The researchers, including psychologist Maria Gartstein from the Washington State University (WSU), examined the differences in infant temperament, parent-child interactions, and parenting stress between families of similar socioeconomic and racial composition in the Inland Northwest and the San Francisco Bay Area in the US.
They found that urban moms tend to be better at picking up on when their babies wanted or needed something, or were ready to be done with play, and responding accordingly.
The scientists believe, this may have led to their infants generally being calmer and less easily upset. Rural moms, they said, reported more frequent expressions of negative emotions from their infants, particularly when they were distressed due to limitations.
"I was shocked, quite frankly, at how little there was in the literature on the effects of raising an infant in a rural vs. urban environment," Gartstein said. "The fact that rural mothers in our study reported more frequent expressions of anger and frustration from their infants may be consequential as higher levels of frustration in infancy can increase risk for later attentional, emotional, social and behavioural problems," she said.
In subsequent studies, the psychologists said they plan to pinpoint exactly what factors causes the differences in temperament between the two groups. "For example, access to mental and behavioural health services and child rearing resources tend to be limited in more rurally situated communities," Gartstein said.
"Figuring out what role, if any, these and other locational variables play in an infant's social emotional development will be the next step in our research," she added.
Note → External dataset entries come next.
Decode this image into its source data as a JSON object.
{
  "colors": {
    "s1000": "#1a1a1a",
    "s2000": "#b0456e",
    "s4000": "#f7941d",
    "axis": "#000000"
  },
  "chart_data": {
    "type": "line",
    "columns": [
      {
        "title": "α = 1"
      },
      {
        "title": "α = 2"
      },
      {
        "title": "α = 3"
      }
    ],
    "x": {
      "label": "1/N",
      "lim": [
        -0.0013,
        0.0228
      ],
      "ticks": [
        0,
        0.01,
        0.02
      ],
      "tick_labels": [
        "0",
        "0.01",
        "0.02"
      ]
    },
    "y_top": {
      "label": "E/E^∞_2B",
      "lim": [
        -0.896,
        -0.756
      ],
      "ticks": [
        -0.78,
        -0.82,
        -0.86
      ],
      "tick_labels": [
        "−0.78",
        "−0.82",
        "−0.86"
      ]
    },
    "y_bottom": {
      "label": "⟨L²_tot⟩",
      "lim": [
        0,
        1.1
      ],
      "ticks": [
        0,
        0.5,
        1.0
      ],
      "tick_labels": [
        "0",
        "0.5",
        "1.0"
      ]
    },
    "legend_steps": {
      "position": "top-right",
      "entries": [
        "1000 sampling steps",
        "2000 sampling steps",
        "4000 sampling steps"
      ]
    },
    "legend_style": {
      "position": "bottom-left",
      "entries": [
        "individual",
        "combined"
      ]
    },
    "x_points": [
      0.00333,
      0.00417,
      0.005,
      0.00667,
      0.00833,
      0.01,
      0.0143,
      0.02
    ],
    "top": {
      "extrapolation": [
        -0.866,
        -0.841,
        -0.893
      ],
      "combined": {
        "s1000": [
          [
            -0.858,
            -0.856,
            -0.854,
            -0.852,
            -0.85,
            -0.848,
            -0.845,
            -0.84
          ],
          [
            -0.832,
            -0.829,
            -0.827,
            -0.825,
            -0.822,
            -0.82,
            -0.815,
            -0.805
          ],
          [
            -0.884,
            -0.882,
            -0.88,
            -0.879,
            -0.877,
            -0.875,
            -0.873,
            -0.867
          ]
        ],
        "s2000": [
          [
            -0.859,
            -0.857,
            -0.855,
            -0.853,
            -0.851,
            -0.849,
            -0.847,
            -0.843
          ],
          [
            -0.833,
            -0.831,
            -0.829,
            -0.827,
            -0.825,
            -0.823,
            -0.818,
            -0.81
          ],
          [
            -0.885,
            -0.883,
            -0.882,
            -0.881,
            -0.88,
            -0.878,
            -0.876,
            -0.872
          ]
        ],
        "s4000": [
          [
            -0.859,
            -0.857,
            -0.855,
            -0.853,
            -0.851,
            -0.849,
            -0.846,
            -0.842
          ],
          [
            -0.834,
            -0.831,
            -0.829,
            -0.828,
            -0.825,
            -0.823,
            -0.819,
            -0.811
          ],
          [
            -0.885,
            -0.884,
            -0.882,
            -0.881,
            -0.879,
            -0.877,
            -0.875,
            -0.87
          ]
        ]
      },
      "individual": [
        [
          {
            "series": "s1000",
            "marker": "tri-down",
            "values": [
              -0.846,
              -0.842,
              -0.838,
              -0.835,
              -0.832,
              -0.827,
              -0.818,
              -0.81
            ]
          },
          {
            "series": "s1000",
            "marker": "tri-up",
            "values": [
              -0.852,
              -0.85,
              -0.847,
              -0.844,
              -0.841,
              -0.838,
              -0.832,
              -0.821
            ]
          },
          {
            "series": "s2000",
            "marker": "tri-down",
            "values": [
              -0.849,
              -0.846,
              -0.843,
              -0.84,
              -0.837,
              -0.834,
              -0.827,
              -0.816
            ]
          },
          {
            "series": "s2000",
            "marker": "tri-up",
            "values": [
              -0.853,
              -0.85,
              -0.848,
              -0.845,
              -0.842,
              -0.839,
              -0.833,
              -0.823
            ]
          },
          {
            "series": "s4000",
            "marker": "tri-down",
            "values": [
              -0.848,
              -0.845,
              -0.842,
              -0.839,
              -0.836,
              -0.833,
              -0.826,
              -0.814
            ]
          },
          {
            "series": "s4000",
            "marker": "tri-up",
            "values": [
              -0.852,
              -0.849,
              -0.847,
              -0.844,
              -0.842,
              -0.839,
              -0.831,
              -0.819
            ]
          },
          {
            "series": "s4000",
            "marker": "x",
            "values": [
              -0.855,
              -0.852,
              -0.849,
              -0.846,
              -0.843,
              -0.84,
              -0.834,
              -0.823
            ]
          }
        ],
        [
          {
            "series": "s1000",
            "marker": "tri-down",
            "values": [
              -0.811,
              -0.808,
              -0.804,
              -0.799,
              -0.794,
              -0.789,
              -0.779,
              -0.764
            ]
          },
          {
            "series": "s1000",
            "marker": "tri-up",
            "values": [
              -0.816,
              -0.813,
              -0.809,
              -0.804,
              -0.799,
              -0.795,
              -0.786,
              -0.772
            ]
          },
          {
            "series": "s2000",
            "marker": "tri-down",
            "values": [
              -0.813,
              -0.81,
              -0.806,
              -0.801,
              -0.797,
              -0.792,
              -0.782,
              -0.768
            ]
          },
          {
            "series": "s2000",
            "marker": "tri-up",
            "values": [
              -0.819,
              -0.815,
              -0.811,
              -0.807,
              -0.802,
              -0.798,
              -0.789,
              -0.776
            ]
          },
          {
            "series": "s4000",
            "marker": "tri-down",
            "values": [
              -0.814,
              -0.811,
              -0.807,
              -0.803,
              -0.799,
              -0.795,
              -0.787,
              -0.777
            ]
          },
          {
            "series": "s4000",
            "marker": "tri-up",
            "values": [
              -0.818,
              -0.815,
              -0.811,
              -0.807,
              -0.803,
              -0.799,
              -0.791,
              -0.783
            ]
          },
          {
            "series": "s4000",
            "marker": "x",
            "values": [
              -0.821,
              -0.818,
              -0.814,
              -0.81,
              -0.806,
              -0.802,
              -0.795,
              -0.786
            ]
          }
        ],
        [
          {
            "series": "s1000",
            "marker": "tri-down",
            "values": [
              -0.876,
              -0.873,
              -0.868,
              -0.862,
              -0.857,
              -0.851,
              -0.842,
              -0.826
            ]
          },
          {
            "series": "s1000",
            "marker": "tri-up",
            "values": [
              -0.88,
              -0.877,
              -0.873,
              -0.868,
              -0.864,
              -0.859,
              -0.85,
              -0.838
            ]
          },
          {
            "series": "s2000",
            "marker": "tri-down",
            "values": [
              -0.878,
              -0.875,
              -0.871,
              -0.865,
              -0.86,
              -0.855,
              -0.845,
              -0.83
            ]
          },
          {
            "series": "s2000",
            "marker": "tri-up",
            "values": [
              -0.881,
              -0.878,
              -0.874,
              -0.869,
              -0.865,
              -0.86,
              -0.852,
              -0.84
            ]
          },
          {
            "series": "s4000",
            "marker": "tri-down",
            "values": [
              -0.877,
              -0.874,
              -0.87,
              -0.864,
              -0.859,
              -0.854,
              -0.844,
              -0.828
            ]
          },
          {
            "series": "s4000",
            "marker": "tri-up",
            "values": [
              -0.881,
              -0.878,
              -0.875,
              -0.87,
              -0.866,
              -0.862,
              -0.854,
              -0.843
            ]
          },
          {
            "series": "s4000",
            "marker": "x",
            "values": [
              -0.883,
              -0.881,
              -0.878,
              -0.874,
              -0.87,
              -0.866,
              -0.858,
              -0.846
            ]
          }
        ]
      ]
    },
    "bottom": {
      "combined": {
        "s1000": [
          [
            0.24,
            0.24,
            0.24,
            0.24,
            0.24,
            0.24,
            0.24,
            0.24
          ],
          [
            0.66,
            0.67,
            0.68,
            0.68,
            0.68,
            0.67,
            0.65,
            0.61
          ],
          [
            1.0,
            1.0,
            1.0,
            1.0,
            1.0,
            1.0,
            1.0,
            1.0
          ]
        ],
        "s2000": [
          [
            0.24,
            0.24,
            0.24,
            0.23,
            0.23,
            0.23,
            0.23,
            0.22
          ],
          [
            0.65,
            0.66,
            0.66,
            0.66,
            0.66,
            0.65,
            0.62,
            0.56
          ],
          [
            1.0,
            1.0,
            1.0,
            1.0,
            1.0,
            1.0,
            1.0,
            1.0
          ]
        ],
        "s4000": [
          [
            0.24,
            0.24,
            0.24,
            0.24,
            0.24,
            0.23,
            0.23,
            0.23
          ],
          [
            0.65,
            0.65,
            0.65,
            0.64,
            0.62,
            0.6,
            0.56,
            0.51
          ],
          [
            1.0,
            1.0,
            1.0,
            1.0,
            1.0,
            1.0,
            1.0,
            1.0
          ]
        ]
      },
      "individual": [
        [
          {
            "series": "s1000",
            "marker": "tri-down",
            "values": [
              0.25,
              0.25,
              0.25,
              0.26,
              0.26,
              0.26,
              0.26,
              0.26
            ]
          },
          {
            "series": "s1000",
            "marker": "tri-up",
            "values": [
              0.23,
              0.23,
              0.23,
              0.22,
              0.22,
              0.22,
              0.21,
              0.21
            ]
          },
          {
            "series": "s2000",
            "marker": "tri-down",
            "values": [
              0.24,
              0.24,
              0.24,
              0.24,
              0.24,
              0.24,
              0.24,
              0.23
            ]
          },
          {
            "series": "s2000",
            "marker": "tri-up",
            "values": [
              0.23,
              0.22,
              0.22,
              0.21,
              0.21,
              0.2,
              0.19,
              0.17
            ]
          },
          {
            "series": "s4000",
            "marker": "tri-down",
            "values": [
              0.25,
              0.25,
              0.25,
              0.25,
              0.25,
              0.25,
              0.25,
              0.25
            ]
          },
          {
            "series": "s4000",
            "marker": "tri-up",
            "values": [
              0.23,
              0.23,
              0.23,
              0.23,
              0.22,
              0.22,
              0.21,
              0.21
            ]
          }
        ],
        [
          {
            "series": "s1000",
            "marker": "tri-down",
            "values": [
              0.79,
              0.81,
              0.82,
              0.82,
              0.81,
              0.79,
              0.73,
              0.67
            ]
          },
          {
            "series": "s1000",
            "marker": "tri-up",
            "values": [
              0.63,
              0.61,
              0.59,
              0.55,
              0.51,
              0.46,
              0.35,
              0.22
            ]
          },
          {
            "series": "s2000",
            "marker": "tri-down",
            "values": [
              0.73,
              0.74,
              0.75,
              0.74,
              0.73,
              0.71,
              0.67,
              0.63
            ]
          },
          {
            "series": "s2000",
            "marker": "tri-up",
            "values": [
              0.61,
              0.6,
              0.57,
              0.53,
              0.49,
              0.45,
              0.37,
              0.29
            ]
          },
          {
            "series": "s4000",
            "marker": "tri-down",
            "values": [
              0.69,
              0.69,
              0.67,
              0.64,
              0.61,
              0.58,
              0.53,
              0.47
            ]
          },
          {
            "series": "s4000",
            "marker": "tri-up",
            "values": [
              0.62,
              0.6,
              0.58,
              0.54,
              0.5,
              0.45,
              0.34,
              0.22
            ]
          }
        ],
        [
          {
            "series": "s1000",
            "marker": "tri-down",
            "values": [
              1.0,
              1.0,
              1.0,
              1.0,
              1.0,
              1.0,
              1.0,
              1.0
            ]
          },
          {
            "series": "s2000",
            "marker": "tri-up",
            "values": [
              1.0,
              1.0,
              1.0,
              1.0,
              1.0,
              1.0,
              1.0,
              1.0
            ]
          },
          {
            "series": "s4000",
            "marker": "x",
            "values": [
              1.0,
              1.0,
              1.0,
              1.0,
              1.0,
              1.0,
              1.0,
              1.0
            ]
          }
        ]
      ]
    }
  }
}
In the current study, the researchers analysed and compared data from two previously conducted studies of mother-child interactions and infant temperament.
The first one consisted of 68 participants and their infants in the San Francisco Bay Area, and the second involved 120 rural mothers and their infants from Whitman and Latah counties in the Inland Northwest of the US.
In both the studies, mothers used a questionnaire to record the frequency of 191 different behaviours their child displayed at six and 12 months after birth. The researchers then analysed babies along 14 different dimensions that ranged from cuddliness to vocal reactivity.
They also assessed parent-child interactions, where mothers were instructed to engage their infants in play in a typical fashion. Gartstein said one of the more surprising findings from the study was that contrary to predictions, the scientists did not find a statistically significant difference in the levels of parenting stress between urban and rural caregivers.
"This may be a result of different, but functionally equivalent, risk factors," Gartstein said. "Whereas living in a big city generally brings more exposure or proximity to violent crime, isolation can also cause a great deal of stress for rural parents. This research opens up a lot of very interesting future avenues of investigation," she added.